CISA’s website (canisa.org) says the organization “produces scholarship and education on the subject of antisemitism in its classic and contemporary forms.”
CISA publishes what it calls the “leading” academic journal dedicated to Jew-hatred, Antisemitism Studies. Its fall 2020 issue, to be released in October, includes articles on Sigmund Freud’s debunked theory of antisemitism, a review of psychological research on antisemitism, and a commentary on conspiracy theories and their antisemitic imagery.
“The basis for FAST is that the solution to this isn’t the quick fix that people would hope for,” Comper said. “It’s a long-haul effort that requires taking young kids and giving them an alternative narrative to what they might be getting at home.”
In an e-mail exchange, Chatterley, who, like Comper, is not Jewish, said the idea of partnering the two groups was raised a year ago by Comper.
“CISA and FAST remain separate organizations with separate fundraising needs, but they now have an affiliation that allows CISA to promote and support FAST’s nationwide human rights curriculum including its focus on antisemitism,” she wrote.
“CISA is very pleased to be affiliated with FAST. We plan to build on FAST’s demonstrated success and ensure that all Canadian students have an opportunity to study this award-winning human rights curriculum with an emphasis on antisemitism. We hope to work toward making these subjects a permanent part of the school curriculum in all regions of Canada.”
In 2004, when Elizabeth Comper cornered her husband while he was shaving and said something had to be done about antisemitism, B’nai Brith Canada’s League for Human Rights reported 857 incidents of harassment, violence and vandalism targeting Canadian Jews.
At the time, that was the largest number of incidents in more than 50 years. In 2019, however, the tally had risen to 2,207 incidents – a rise of eight per cent over 2018 and the fourth consecutive year of record numbers.

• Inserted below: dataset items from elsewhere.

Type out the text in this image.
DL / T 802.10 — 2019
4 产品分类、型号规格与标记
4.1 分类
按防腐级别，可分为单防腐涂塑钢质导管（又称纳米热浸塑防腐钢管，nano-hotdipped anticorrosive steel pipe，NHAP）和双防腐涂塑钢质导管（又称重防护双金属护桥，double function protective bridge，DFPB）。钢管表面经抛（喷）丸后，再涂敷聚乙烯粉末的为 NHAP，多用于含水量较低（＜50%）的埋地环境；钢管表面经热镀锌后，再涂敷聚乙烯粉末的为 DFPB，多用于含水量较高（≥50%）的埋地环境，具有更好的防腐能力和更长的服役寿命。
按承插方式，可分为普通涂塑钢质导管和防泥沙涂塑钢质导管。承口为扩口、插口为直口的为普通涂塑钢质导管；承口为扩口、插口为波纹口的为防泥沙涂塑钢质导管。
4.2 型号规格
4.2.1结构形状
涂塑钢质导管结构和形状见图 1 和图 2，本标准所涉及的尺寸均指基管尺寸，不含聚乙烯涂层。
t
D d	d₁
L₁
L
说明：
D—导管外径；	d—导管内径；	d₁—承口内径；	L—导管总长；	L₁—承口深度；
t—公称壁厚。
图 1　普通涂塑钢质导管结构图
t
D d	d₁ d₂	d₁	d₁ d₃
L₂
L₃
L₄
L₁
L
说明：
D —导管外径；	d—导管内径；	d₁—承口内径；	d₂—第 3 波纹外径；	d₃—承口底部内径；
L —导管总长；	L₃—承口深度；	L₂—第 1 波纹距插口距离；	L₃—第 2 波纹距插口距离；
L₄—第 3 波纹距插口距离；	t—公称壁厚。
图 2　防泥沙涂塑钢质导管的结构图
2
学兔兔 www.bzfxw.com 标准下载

Comper said several factors are driving the increase, including the growth of social media, giving haters more avenues to spread their bile.
The hope, he said, is those effects can be countered by offering programs that include the history of the Rwandan genocide, the stories of Holocaust survivors, and the internment of Japanese-Canadians during the Second World War.
“Antisemitism is the worst manifestation of intolerance in history, but intolerance is alive and well in many areas today,” he said. “If we educate young people then they will take that home and their parents will start hearing a different story from their kids.”